İşgücünün yeniden üretiminin toplumsallaşması, kadınların kurtuluşunun maddi temelleridir. Yani, çocukların bakımı ve büyütülmesi, kadının bütün yaratıcı potansiyelini tüketen temizlik, yemek vb ev işleri, toplumsallaştırılmadan kadınlar özgürleşemez. Bu toplumsallaşma da kapitalizm altında gerçekleştirilebilir değildir. Kapitalizm bunun maddi imkanlarına elbet sahiptir, ancak sistemin temel mantığı, işleyişi buna engeldir. Dolayısıyla ev işleri ve çocuk bakımının toplumsallaşması için kar merkezli bu sistemin ortadan kalkması gerekmektedir. Elbette yüzyıllardır süren kadının ezilmişliği sosyalist devrimle birlikte bir anda son bulacak değildir, bu konuda mücadele işçi iktidarında da devam edecektir. Ancak özel mülkiyet rejiminin son bulmasıyla kadının ezilmesinin maddi temelleri yok edilecek ve buna paralel olarak maddi yaşamdan üretilen cinsiyetçi fikirler de ölümcül darbeler alacaktır. Bütün bu ideolojik mirasla mücadele başlayacaktır.

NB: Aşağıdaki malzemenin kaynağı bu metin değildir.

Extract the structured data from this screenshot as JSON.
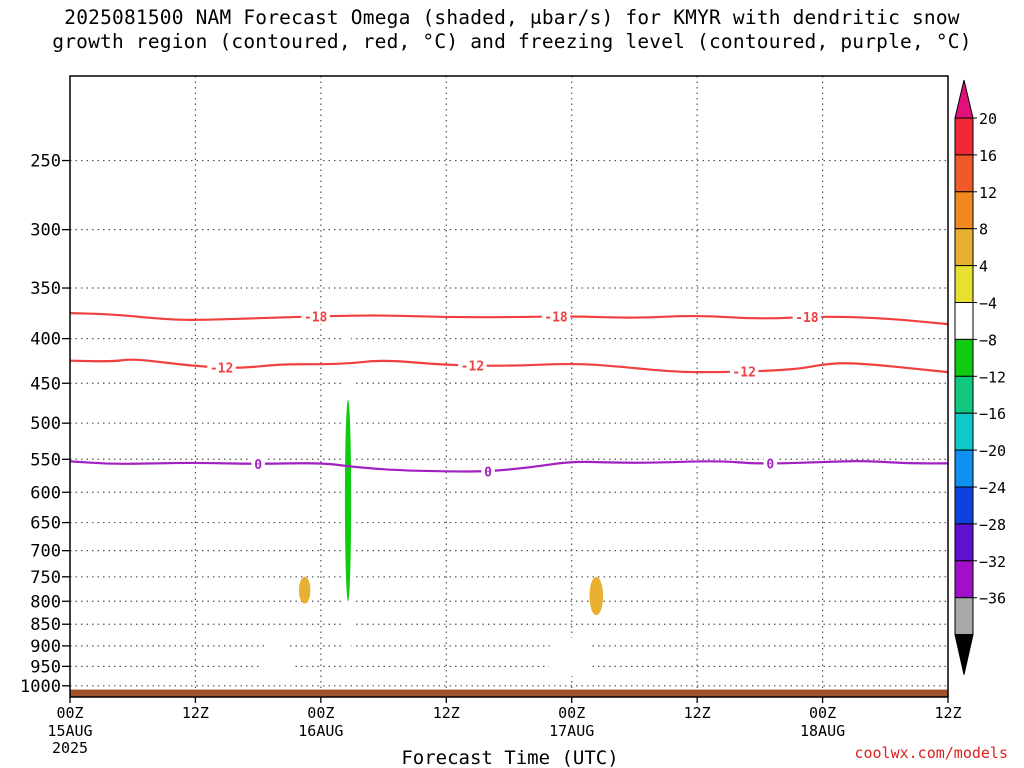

Marksizmin kadının kurtuluşunun sosyalizmde olduğunu söylemesi, elimizi kolumuzu bağlayıp devrime kadar bekleyeceğimiz anlamına gelmez. Kitlelerin en büyük öğretmeninin mücadele olduğunu söyleyen Lenin’in bu argümanı, kadın konusunda da geçerlidir. Kadınlar da kendi hakları için mücadele ederken öğrenecek, bilinçlerini geliştirecek ve ancak böylece kapitalizmin toptan ilgası için mücadelenin neferleri haline geleceklerdir. Küçük kazanımlar daha büyük mücadelelerin yolunu döşerler, bu mücadelelere hem moral hem de ilham kaynağı olurlar. Bu bağlamda da Marksistler geçmişten bugüne kadınların hakları için mücadelenin önde gelen yürütücülerinden olmuşlardır, olacaklardır. Ancak Marksistler açısından bu mücadele feministlerin savunduğu gibi kadınlara sınırlanmış bir mücadele değildir; kadın ve erkek emekçilerin kolektif mücadelesini ifade eder. Elbetteki sadece emekçi kadınlar ezilme ilişkisinin tarafı değildir; burjuva ve orta sınıf kadınlar da ezilmeye maruz kalmaktadır (Kadınların sınıfsal pozisyonu ezilme ilişkisinin niteliğini değiştirdiğini de belirtelim). Ancak yine de emekçi kadının kurtuluş mücadelesinde müttefiki üst sınıflardan kadınlar değil; erkek emekçilerdir. Çünkü üst sınıftan kadınlar, ezilmeye maruz kalsalar da kapitalizmin devamından, sömürüden çıkar sahibidirler. Dolayısıyla sömürü sistemine karşı topyekun bir mücadelenin öznesi olmayacaklardır.

Erkek işçiler ise kendilerini sömüren sistem kadınları da ezdiğinden hem ezilmeye hem de sömürüye son verecek ortak mücadelede kadın emekçilerin vazgeçilmez müttefikleridir. Kadın ve erkek emekçilerin kolektif mücadelesi, erkeklerin kadın sorununda eğitilmelerini ve bu konuda sınıf bilinçlerini geliştirmelerini de bugünden sağlayacaktır.

Sonuç olarak kadın ve erkeğin kurtuluşu biraradadır. Bütün ezilenlerin ve sömürülenlerin nihai kurtuluşu ortaktır; kapitalizmin ortadan kalkmasından geçmektedir. Bunun dışındaki bütün çözüm yolları gerçek anlamda özgürlük ve eşitliği vaat etmekten uzaktır.